Les réfugiés de la Méditerranée sur le sol luxembourgeois
Les réfugiés de la Méditerranée sur le sol luxembourgeois
(MF) – Tandis que ces jours-ci les yeux sont tournés vers la Manche, où les traversées de migrants vers l'Angleterre sont en forte augmentation, le ministre de l'Immigration et de l'Asile, Jean Asselborn (LSAP) dresse un rapide bilan des efforts consentis par le Luxembourg pour accueillir des réfugiés qui ont traversé la Méditerranée.
Depuis 2018, «41 personnes sont arrivées au Luxembourg. Ces personnes se trouvaient sur le MV Lifeline, l'Aquarius, le Sea-Watch 3, l'Alan Kurdi et le Cigala Fulgosi», résume le ministre dans sa réponse au député Fernand Kartheiser (ADR), soucieux de faire un point sur le nombre et l'origine des personnes secourues en Méditerranée qui se trouvent effectivement déjà sur le sol luxembourgeois.
Parmi ces 41 personnes, tous sont des hommes excepté une femme et un enfant. Ils sont, pour dix-sept d'entre eux originaires du Soudan -arrivés au Findel à la mi-juillet- sept viennent d’Érythrée, six de Somalie, quatre du Nigeria et sept de divers pays. En arrivant au Luxembourg, ils ont le statut de demandeur d'asile et ne bénéficient d'aucun traitement de faveur mais entrent dans la procédure normale pour demander l'asile. Seuls deux d'entre eux ont obtenu jusqu'ici la protection internationale. Pour les autres, la procédure est en cours.
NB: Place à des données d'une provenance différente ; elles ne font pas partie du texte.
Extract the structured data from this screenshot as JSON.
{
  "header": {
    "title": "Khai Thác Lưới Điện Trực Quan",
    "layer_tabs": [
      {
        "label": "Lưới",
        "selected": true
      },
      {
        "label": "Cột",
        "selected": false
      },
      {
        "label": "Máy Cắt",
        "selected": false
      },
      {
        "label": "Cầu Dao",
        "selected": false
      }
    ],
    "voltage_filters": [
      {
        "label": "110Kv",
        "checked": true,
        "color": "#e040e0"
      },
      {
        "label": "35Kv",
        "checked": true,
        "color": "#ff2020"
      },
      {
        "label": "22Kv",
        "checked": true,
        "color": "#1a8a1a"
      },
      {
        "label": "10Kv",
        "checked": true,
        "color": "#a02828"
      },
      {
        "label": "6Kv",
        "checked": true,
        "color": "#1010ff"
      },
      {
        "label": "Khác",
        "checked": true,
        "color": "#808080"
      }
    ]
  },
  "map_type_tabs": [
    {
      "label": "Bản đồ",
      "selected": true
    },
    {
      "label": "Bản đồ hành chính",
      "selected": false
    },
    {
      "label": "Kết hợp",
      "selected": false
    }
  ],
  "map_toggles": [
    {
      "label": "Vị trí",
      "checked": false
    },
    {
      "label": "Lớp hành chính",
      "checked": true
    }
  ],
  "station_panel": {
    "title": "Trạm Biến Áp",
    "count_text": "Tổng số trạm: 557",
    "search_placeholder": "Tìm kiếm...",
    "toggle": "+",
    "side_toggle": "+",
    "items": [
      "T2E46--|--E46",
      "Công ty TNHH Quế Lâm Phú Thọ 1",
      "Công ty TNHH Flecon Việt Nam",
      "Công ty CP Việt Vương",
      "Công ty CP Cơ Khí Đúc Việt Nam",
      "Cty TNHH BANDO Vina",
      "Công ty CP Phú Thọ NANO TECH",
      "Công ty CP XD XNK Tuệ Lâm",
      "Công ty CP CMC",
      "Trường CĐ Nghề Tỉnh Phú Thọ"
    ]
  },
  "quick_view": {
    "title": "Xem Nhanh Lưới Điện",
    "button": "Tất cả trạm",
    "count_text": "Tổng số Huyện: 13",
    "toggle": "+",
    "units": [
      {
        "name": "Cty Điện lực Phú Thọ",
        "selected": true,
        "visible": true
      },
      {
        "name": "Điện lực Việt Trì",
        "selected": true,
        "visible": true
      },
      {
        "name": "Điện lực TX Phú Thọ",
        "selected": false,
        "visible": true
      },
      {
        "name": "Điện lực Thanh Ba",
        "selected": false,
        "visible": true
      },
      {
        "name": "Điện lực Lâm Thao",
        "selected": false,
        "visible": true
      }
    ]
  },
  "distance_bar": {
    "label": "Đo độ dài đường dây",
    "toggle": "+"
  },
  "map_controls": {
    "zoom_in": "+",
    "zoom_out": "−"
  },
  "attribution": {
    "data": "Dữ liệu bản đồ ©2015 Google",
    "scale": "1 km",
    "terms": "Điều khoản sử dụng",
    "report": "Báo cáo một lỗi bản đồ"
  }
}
Plus grande solidarité souhaitée
Comme pour le récent sauvetage des 104 migrants qui se trouvaient à bord de l'Eleonore, le «Luxembourg est, à côté de la France, de l'Allemagne, le Portugal et l'Irlande , parmi les pays qui ont continuellement participé» à l'accueil de migrants qui débarquent aux portes de l'Europe sur des bateaux.
Jean Asselborn qui plaide inlassablement pour une plus grande solidarité de tous les pays européens en la matière, cite dans un deuxième temps aussi la Belgique, l'Espagne, la Finlande, les Pays-Bas, la Lituanie, la Bulgarie, la Roumanie et la Slovénie.
Le ministre luxembourgeois souhaiterait que l'Europe se dote d'un quota minimal de prise en charge de migrants par pays. «Cela évitera cette gestion ridicule, bateau après bateau, qui ne nous honore pas.»